Вышли в «Новых Черёмушках». Весна разгулялась: воняло цветами.

– А я летом в Астрахань к маме поехать хотела… – проговорила Ася печально: не знакомить же их теперь, в самом-то деле?

– А я в Питер к друзьям… – Дима ухмыльнулся. – А поехали в Екат?

– Почему Екат? У тебя там кто-то есть?

– Никого. А у тебя?

– Тоже.

– Значит, поехали.

Дома пришлось ужин готовить (днём ещё как-то перебивались в столовке). Дима хотел сосиски, а Ася – шпинат. Сошлись на макаронах. Варили-варили, варили… И вот – макароны слиплись в ситечке…

– Ты что делаешь? – спросила Ася, заметив, как Димина рука тянется к холодильнику.

– Надо сливочное масло подтопить и на него макароны. Так вкуснее.

– Какое ещё сливочное масло? Я не хочу разжиреть!

– Я тебе говорю: у меня мама всегда так делала.

Ася воткнула свою руку в свой бок:

– Почему я всегда должна всё делать по-твоему? Почему только я приношу постоянные жертвы??

– А по-моему, мы всегда всё делаем по-твоему!

– Ах так! – Ася демонстративно отвернулась, но уйти в другую комнату не смогла. И всё равно изыскала средство: вся обмякла и повалилась. Дима – вслед за ней.

– Дура дурацкая, – Дима хлопал её по щекам. – Хорошо, давай по-твоему. Но после ужина сразу спать, хорошо?

Легли кое-как, но и тут всё не слава Богу. Дима на животе обычно спал, а Ася на спине. Пытались на боку, но снизу Асе тяжело, а сверху неловко. Долго ещё огрызались, переругивались и целовались. Уснули.

И вот лежит Ася, слушает Димин храп, слушает – и чувствует: одеяло подымается. Оглядывается резко, – а Дима нож над ней занёс. И над собой тоже. Одним словом – между.

– У-бий-ца, – проговорила она с презрением.

Дима отбросил нож, – он глухо стукнулся об пол и даже не лязгнул.

– А как ещё? Мне нужно личное пространство. Тебе, кстати, тоже. Мы не можем вместе – ты же видишь!

– Прекрасно вижу. – Ася своим взглядом словно бы хотела сказать ему что-то ещё. Дима это заметил и сказал ей то же самое, но словами:

– Ты меня достала! Я… я… я ненавижу тебя!

– Ах так!

Ася влепила ему пощёчину. Дима ответил тем же. Ася зажала ему нос фигой, Дима тоже. Ася стала его щекотать, – и огромное неповоротливое их тело резко навалилось на край хлипкого и дряхлого дивана, и все они – Ася, Дима, диван – с мучительным грохотом перевернулись.
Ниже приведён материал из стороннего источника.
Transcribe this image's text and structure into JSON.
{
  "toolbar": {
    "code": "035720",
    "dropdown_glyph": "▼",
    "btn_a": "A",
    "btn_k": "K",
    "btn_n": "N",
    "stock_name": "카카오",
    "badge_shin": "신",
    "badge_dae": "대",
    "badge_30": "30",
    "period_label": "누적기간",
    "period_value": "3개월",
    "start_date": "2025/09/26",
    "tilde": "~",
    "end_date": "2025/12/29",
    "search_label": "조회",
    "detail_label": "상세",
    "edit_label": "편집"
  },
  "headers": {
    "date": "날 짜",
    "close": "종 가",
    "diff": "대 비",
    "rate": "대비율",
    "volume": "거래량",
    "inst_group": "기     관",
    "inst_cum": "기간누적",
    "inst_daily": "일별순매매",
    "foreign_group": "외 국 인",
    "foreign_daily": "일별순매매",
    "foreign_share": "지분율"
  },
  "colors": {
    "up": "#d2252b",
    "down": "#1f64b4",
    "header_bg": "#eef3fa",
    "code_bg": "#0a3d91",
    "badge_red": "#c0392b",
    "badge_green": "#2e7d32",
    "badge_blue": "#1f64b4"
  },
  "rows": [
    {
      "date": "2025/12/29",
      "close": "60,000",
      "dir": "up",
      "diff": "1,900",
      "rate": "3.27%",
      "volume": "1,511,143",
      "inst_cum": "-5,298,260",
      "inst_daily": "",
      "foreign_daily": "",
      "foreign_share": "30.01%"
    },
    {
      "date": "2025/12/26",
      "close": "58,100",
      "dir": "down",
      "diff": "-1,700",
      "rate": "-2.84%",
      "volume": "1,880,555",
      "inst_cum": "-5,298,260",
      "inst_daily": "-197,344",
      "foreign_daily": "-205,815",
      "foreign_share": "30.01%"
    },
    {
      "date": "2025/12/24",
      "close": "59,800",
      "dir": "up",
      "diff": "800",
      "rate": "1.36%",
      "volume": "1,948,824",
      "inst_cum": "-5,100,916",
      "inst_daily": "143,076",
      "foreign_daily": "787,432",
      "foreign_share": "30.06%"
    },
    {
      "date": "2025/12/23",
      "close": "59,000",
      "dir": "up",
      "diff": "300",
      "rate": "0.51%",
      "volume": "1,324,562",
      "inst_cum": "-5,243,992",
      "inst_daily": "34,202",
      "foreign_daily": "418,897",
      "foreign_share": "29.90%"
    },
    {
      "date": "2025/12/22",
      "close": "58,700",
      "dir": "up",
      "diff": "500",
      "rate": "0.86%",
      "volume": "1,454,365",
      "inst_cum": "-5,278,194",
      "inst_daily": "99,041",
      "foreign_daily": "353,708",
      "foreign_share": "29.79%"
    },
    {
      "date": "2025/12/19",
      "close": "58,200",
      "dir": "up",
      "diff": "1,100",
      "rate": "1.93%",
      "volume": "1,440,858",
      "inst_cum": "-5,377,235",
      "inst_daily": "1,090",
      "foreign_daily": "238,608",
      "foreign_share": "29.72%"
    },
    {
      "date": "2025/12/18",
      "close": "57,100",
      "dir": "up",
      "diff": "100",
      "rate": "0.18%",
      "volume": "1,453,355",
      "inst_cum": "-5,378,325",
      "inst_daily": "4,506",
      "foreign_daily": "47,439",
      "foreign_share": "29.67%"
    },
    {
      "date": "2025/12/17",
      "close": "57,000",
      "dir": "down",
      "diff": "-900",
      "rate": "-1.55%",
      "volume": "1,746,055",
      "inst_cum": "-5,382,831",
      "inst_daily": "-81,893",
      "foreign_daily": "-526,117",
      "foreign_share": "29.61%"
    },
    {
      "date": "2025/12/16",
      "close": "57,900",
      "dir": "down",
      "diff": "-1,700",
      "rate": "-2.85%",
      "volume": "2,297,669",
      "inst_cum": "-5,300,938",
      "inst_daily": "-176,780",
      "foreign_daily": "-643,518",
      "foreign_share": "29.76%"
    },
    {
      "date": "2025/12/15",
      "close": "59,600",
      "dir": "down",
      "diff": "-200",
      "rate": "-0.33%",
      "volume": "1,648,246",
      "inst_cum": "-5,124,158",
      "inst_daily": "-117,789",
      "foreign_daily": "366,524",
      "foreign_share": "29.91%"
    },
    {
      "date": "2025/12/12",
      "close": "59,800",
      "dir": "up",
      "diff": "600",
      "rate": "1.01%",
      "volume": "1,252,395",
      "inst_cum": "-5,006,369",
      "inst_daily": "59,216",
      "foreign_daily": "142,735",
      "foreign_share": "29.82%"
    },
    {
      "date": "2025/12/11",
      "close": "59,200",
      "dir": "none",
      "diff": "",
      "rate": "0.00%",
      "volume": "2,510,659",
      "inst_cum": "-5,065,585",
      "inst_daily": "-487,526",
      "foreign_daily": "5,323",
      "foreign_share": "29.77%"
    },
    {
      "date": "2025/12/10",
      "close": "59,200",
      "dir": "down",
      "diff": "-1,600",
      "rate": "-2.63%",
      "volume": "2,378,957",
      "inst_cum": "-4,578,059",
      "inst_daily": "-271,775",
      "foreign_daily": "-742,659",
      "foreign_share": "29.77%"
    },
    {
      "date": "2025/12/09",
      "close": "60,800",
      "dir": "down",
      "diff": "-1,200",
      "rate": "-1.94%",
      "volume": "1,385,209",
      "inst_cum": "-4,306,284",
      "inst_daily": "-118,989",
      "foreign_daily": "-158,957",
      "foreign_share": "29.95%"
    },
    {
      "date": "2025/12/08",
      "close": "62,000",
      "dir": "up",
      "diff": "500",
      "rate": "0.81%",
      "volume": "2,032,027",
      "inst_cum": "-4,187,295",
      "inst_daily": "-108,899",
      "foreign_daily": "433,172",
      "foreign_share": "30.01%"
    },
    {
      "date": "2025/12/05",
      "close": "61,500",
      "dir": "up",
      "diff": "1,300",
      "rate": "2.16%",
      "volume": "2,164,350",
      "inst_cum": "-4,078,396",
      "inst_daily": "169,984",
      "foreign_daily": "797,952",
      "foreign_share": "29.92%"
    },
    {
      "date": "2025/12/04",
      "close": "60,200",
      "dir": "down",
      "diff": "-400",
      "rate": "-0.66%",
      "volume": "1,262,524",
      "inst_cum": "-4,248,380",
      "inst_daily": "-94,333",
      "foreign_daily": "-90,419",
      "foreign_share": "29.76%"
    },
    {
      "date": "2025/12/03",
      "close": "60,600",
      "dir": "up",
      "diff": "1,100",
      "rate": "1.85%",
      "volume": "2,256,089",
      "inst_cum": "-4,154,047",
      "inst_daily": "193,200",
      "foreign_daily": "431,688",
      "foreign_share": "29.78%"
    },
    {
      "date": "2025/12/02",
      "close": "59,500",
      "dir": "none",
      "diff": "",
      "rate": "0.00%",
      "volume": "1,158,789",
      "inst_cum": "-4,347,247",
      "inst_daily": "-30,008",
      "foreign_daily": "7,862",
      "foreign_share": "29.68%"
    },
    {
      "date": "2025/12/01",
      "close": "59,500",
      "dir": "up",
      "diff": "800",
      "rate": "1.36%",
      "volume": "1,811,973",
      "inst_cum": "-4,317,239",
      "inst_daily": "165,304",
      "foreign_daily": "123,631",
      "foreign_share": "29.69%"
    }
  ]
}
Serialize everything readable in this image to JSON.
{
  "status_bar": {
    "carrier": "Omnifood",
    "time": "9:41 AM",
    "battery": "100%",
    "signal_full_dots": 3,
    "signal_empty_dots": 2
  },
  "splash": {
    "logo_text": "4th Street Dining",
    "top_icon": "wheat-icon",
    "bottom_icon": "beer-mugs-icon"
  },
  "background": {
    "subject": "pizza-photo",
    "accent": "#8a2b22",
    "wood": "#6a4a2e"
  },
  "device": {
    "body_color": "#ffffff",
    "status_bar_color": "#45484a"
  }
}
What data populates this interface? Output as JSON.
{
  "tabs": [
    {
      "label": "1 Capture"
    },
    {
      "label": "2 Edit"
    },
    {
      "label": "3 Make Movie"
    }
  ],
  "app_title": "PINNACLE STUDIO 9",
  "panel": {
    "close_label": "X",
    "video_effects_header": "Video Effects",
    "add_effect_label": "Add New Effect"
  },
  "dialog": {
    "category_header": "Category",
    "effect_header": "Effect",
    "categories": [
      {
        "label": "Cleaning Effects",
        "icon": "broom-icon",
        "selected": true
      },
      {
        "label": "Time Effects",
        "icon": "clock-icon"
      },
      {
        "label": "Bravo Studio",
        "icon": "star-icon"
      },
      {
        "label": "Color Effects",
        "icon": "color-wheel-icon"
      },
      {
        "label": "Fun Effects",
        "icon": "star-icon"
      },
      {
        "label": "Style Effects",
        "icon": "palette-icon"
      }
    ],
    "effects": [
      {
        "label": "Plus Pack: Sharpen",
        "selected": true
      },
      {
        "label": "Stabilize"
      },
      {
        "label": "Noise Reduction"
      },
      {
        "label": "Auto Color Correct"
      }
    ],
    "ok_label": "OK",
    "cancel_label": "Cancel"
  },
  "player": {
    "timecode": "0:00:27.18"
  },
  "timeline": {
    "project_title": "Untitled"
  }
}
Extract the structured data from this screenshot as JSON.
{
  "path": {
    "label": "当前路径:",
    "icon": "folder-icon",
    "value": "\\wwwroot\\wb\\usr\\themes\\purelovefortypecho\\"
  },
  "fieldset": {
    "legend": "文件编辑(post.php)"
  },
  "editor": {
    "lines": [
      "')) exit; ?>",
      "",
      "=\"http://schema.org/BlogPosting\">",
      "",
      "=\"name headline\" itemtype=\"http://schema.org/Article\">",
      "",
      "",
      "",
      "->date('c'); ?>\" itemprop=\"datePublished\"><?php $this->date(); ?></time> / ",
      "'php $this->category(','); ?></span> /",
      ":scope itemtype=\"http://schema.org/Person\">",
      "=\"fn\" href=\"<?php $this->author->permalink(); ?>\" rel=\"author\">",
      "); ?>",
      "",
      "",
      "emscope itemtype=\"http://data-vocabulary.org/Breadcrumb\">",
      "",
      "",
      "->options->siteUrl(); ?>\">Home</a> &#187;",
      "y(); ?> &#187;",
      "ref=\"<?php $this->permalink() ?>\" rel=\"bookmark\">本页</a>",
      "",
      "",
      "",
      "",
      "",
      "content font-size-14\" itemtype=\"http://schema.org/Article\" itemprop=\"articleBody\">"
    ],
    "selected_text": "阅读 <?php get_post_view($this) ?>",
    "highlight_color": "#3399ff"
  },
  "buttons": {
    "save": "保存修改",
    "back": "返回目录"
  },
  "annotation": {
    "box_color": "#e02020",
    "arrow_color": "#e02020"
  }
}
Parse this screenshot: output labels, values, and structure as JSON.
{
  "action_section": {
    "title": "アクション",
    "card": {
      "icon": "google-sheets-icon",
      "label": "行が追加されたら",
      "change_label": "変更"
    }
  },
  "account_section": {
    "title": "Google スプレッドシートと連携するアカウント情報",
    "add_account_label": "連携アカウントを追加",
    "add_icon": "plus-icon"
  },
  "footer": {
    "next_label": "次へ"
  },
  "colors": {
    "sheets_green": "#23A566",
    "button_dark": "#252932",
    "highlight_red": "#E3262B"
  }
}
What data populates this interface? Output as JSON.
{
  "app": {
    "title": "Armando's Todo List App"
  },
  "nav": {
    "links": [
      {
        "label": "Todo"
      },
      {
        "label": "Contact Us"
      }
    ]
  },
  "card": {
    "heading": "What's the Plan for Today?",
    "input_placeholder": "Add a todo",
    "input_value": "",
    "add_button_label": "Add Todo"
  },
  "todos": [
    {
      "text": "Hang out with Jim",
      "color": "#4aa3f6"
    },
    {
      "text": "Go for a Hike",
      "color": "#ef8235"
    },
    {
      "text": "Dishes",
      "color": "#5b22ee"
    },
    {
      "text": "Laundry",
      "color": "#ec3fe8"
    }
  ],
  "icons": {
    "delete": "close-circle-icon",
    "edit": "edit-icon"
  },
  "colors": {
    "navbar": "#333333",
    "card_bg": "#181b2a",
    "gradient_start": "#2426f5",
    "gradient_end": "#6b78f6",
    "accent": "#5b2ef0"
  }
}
Дима ржал придавлено. И вдруг, сквозь смех, он видит на полу два ножа: нос к носу лежат – друг на дружку смотрят и дышат злобно.

– Ты, Асечка, тоже убийца, получается! – продолжил хохотать он, не намереваясь вставать с живота.

Вдруг. Ключ в двери. Поворот. Шаг. Пакет опустился на пол.

Ася прошептала с ужасом:

– Соседка!

Эта несметных размеров бабища приближалась ужасно. Дима с Асей предпочли затаиться. Шаги близились: казалось, что умственно отсталый гигант решил поиграть в мяч и кидает его в одну точку. Соседка могучим движением откинула диван и увидела…

Тут Дима с Асей решили, что лежать к ней задом как-то неприлично, и – всё кряхтя, матерясь – перевернулись. Сели.